Kepala Badan Penelitian dan Pengembangan (Litbang) Pertanian Kementerian Pertanian Haryono di Jakarta, Selasa mengatakan bahwa kejadian wabah H7N9 di China mengingatkan pada wabah flu burung H5N1 yang terjadi di Indonesia pada 2003 dan menyebabkan kematian jutaan ekor unggas bahkan manusia pada 2005 hingga 2011.
Selain itu, lanjutnya, juga mengingatkan pada wabah flu burung H5N1 Clade 2.3.2 pada itik antara bulan Oktober-Desember 2012.
"Virus H7N9 pada unggas di Indonesia belum teridentifikasi, namun dengan tingginya lalu lintas manusia dan perdagangan negara, termasuk migrasi burung liar, maka kewaspadaan akan masuk dan menyebarnya virus ini di Indonesia perlu ditingkatkan disertai tindakan preventif dan kesiagaan dini," katanya dalam diskusi "Mengenal dan Mewaspadai Virus Flu Burung H7N9".

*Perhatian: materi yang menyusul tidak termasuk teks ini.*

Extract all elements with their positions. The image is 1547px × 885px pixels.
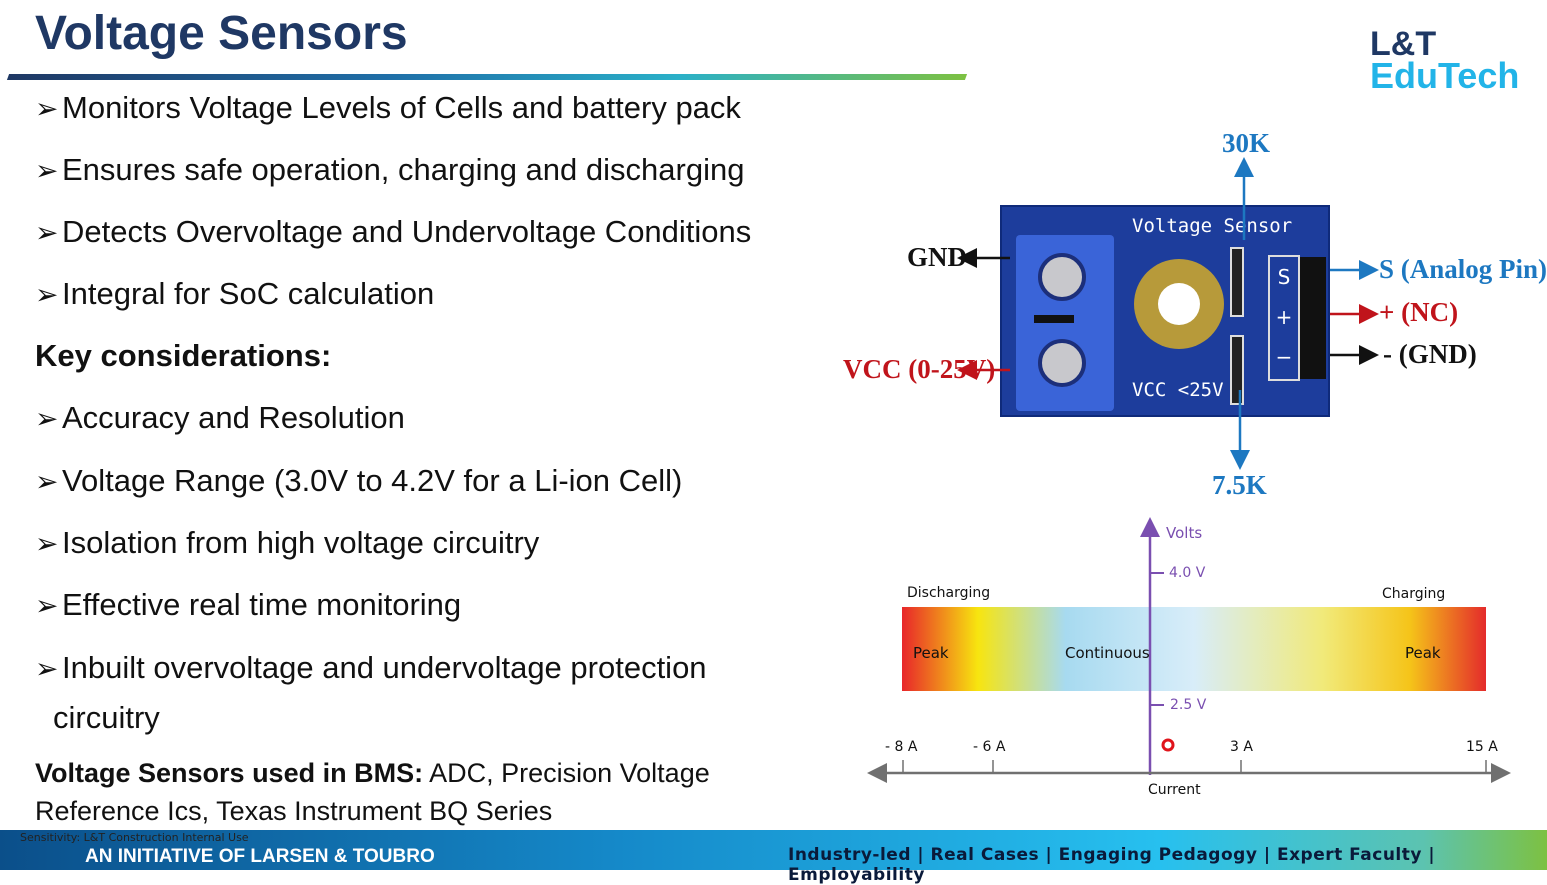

Menurut dia, Indonesia memiliki sarana laboratorium rujukan untuk diagnosa penyakit hewan yang mampu menguasai teknik deteksi virus AI H7N9 secara cepat dan akurat. Dengan demikian,apabila ada virus AI baru atau bermutasi gen dapat segera diketahui.

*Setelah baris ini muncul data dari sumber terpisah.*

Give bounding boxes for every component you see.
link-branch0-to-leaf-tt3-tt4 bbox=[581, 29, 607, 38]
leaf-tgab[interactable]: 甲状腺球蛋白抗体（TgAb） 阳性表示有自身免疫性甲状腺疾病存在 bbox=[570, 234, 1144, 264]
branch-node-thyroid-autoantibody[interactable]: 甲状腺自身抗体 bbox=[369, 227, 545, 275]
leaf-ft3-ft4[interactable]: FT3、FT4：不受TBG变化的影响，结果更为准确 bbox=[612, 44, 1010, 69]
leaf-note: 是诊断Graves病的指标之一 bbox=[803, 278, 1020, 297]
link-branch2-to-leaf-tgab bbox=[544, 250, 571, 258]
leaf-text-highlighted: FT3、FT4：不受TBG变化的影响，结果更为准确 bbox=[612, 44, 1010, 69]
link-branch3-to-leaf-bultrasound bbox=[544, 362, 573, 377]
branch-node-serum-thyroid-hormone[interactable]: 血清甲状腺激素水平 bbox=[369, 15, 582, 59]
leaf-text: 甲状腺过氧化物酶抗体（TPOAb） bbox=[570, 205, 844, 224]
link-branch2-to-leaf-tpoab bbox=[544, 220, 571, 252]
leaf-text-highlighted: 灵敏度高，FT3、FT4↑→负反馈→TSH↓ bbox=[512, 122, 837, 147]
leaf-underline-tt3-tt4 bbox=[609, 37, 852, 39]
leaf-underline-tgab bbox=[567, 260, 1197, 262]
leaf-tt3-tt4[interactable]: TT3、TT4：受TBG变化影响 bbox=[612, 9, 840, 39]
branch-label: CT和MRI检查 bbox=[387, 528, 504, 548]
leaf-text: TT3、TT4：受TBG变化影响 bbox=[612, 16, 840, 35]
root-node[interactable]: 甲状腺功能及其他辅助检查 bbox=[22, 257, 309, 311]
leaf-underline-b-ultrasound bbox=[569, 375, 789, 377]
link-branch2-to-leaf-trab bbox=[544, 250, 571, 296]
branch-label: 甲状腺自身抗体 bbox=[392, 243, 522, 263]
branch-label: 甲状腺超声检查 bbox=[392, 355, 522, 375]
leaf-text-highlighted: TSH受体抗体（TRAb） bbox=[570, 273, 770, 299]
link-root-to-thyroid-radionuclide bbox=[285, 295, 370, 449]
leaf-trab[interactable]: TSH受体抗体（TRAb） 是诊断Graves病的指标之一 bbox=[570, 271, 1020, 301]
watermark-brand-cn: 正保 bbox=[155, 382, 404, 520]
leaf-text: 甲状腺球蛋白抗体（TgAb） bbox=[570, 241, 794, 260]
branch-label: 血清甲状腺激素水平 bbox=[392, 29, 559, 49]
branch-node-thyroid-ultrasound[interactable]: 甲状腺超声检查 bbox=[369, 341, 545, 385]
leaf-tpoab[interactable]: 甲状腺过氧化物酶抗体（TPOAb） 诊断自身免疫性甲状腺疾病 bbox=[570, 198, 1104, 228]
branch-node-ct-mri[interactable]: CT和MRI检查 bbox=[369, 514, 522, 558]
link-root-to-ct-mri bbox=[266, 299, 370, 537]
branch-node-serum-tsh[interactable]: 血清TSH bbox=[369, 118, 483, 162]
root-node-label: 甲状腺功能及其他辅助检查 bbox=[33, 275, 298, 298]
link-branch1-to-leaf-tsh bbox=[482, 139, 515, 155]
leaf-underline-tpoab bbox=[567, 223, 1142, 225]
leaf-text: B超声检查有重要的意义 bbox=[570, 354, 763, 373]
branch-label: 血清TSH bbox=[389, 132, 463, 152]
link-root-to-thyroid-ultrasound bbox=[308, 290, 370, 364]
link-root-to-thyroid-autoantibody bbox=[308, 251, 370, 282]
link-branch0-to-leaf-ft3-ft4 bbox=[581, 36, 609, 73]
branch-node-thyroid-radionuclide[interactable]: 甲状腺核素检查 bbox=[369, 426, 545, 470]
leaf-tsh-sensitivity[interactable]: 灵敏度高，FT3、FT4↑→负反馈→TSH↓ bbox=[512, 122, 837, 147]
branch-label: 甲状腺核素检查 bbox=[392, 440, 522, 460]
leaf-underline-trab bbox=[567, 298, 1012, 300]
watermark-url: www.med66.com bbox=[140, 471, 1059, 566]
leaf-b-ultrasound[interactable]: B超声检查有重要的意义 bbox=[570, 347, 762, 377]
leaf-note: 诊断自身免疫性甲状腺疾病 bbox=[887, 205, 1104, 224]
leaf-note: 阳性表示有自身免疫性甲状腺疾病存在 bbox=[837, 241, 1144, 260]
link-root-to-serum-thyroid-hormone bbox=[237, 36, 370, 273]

"Kita koordinasikan dengan Ditjen Peternakan Kesehatan Hewan dan kementerian terkait sehingga cepat dapat dilakukan tindakan pencegahan dan pemberantasan," katanya.
Selain itu Badan Litbang Pertanian juga berkoordinasi dengan Badan Karantina Pertanian dan Dinas Peternakan provinsi untuk mensosialisasikan bahaya virus flu burung H7N9.
Haryono menyatakan, saat ini Kementan telah melarang impor ternak dalam bentuk unggas hidup ataupun produk unggas lainnya seperti dalam bentuk daging dan bulu unggas guna mengantisipasi masuknya virus flu burung tersebut.
Sementara itu Ketua Komisi Nasional Pengendalian Zoonosis Emil Agustiono yang juga Deputi III Menkokesra menyatakan, Pemerintah membentuk tim tanggap darurat guna mengantisipasi penyebaran virus flu burung(Avian Influenza/AI) tipe H7N9.
"Virus baru itu bersifat zoonosis alias cukup mematikan pada manusia," katanya.
Sedangkan Direktur Pengendalian Penyakit Bersumber Binatang Kementerian Kesehatan Andi Muhadir mengatakan, sudah 126 manusia yang terpapar virus AI H7N9 di Republik Rakyat China (RRC). Di antara itu, 30 orang itu meninggal dunia.
Menurut dia, pihaknya mempersiapkan 2,6 juta butir obat untuk menyembuhkan korban yang terpapar AI.